Me perdoe Vá, eu te acordei.
Eu prometi que ficaria celibata durante a minha viagem, mas ontem à noite eu sucumbi à fraqueza da carne e, te masturbei. Foi uma manobra de emergência, foi o sono que me faltou, foi a lembrança de quando tu eras preenchida com violência, e acariciada com carinho…enfim eu não pude me conter, precisei de você e você de mim.. ainda somos amigas, não somos???
Estavas plácida, adormecida quando ingenuamente passei a mão em seus pêlos, queria brincar, estava sem sono.. você compreende? Claro que sim, afinal neste momento eu sei que fingias dormir, aproveitei a recípocra e continuei o carinho incestuoso por algum tempo, até que tu, sempre tu, vagina ansiosa, mostrou-se desperta, molhando os meus dedos. Como de costume tu te molhas com deveras facilidade! procura te controlar Vá, pois sua indiscrição é praticamente uma ereção em público. Cachorrona!
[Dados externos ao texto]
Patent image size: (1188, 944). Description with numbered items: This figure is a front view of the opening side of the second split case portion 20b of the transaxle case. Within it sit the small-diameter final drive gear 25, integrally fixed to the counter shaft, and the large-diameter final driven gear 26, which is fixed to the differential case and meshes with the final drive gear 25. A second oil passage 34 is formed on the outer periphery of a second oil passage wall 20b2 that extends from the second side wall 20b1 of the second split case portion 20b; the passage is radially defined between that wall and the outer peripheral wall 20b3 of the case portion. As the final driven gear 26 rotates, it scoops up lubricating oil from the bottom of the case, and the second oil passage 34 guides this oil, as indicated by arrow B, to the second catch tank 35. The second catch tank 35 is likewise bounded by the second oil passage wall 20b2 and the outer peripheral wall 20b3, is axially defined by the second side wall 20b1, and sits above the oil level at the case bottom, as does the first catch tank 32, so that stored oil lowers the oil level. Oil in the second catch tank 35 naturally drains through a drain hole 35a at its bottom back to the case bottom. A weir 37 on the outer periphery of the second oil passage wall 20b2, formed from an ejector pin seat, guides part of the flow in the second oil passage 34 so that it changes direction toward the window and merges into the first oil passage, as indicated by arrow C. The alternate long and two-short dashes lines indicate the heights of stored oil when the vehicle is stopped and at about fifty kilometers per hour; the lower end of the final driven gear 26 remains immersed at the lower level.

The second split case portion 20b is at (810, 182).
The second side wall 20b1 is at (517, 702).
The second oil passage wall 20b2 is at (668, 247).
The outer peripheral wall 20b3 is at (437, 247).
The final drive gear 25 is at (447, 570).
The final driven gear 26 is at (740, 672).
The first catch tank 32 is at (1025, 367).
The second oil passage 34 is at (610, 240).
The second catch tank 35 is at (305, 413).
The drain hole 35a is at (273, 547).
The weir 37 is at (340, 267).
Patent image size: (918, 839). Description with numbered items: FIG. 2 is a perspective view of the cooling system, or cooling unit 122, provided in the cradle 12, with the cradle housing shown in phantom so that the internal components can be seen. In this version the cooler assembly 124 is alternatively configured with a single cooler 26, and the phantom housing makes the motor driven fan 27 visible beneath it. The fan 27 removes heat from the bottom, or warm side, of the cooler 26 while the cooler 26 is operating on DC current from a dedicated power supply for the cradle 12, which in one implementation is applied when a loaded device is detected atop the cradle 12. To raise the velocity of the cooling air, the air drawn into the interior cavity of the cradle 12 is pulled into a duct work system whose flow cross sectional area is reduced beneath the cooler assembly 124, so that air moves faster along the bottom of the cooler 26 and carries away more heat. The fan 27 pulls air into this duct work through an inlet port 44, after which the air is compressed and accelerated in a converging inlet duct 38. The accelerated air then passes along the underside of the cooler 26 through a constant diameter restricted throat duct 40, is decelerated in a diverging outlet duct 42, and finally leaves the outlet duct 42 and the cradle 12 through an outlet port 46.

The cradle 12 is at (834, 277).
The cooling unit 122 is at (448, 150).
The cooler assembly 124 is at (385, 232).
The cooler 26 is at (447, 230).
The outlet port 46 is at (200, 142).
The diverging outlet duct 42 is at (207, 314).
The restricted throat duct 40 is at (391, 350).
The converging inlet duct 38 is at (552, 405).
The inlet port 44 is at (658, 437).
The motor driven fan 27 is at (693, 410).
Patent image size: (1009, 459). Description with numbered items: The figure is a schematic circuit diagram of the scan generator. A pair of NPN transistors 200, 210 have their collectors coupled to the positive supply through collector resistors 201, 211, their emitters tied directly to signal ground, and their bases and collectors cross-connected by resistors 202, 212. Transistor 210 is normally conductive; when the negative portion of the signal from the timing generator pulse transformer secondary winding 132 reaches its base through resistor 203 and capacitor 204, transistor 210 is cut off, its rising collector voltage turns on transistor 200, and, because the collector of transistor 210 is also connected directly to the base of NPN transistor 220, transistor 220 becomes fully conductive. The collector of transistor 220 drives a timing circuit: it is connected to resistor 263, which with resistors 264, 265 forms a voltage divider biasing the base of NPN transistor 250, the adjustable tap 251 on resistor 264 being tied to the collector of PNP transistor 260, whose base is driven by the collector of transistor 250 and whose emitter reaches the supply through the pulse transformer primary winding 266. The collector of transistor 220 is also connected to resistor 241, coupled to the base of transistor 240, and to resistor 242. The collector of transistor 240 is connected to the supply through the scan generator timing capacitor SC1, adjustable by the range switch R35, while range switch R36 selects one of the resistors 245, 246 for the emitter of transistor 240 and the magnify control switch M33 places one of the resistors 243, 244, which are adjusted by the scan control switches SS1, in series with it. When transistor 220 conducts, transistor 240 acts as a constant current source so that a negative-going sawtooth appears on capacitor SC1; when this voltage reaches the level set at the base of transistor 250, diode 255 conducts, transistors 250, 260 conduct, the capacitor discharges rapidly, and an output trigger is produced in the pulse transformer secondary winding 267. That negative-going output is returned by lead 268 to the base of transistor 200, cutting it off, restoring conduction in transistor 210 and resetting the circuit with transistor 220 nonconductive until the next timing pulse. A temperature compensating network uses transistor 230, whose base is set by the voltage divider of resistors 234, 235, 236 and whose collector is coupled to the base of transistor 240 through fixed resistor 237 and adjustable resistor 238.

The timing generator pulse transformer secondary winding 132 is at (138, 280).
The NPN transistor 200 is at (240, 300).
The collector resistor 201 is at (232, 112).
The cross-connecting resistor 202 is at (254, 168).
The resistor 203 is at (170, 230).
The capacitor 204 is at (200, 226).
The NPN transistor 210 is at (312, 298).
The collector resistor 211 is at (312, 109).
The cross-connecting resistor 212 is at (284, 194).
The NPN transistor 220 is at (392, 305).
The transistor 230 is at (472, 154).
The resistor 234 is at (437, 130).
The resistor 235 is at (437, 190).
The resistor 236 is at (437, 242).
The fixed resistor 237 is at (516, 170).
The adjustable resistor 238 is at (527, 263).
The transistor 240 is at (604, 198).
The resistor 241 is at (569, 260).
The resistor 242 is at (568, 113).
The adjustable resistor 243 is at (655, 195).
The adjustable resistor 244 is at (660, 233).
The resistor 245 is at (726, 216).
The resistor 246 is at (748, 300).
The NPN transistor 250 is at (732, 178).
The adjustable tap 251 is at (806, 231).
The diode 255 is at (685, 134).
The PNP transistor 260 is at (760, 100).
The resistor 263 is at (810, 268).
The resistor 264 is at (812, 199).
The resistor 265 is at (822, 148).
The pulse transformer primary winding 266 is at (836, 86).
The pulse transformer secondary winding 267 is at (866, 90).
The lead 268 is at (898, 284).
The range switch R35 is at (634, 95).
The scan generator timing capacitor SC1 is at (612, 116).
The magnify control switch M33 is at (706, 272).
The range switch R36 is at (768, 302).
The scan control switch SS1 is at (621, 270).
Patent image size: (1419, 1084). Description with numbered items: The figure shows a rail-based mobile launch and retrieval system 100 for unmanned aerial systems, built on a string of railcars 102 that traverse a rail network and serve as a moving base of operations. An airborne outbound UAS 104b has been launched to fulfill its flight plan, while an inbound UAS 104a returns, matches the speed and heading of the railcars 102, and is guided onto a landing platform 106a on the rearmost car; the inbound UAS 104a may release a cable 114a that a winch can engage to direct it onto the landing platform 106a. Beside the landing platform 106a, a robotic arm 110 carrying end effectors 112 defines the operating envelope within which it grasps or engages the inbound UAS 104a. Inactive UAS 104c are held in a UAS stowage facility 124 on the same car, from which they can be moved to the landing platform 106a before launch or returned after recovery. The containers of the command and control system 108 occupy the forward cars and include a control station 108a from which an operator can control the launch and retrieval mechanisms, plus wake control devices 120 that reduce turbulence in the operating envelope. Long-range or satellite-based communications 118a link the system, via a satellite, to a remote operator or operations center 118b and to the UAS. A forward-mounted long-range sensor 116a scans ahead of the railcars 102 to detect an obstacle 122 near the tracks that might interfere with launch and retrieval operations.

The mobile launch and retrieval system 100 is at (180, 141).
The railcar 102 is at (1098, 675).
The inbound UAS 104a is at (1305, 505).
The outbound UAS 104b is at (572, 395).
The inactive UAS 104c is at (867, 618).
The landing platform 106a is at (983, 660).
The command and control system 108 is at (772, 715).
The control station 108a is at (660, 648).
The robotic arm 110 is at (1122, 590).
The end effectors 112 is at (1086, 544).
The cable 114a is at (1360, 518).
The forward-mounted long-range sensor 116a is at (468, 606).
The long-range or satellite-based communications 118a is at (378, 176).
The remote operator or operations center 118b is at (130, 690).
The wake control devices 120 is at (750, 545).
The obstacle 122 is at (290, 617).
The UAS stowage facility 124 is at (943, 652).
Decidi bancar a santa-sacana e desenhei circulos em volta do seu clitóris, com cuidado para somente instigá-lo mas não tocá-lo, então passei o dedo indicador levemente pela virilha e pulava de um lado ao outro, evitando tocar onde tu querias ser dedada. Se arrepiou toda não foi? mas não deu o “clitóris-a-torcer” continuou quietinha. Foi quando lhe belisquei o capô e lhe afastei os lábios, senti o ar frio e o seu desconforto, mesmo assim resisti em te fechar…Sabe, nunca te disse isso, mas os seus lábios internos causam muito tesão, a sua timidez só aumenta o meu desejo. Vá, você é gostosa! e seus lábios, hmmmm, eu os torci, os estiquei e os abri também, mas pressionar-te lá, onde tu querias, demorou um pouquinho, quis lhe torturar, testar os seus limites, quis luxúria, só entre nós duas.
Quando o seu tesão passou a infectar o meu corpo, o meu quadril se elevou, o meu bum-bum se contraiu, fiquei febril e a razão desapareceu. Toquei-lhe lá junto ao último e profundo suspirar, que precedeu a rendição, e com as duas mãos juntas te apertei, como se aperta as bochechas de uma criança. As pernas se abriram te expondo, tive que atender aos chamados dos seios, afinal você despertou todo mundo! Com uma mão trazia um seio para a minha boca quis me lamber e, com a outra sentia o seu calor. Sim, o jogo se inverteu, culpa sua, tu comandavas as minhas açoes, e desprovida de vergonha, sozinha em meu quarto de hotel quis sentir o seu cheiro e também provei o seu gosto. Ficaste toda satisfeita… Te lembras como abusei de ti?
Seu inchaço demonstrou uso, ao saber disso só almejava gozar, mas a cada sinal de orgasmo eu mudava o ritmo. Foi para o seu próprio bem, afinal tentava lhe satisfazer por conta da ausência daquele animal faminto que embora te invada e te coma sem piedade, sempre o deseja…tá bem, eu confesso, também pensei nele… eu também gosto. Em algum momento, eu percebi que ias gozar, eu te senti pulsante, o teu era o meu orgasmo, éramos uma tu e eu, eu e tu. Tu eras Manyukeh e eu era Vagina. Agora sim podemos dormir, Boa noite, Vá.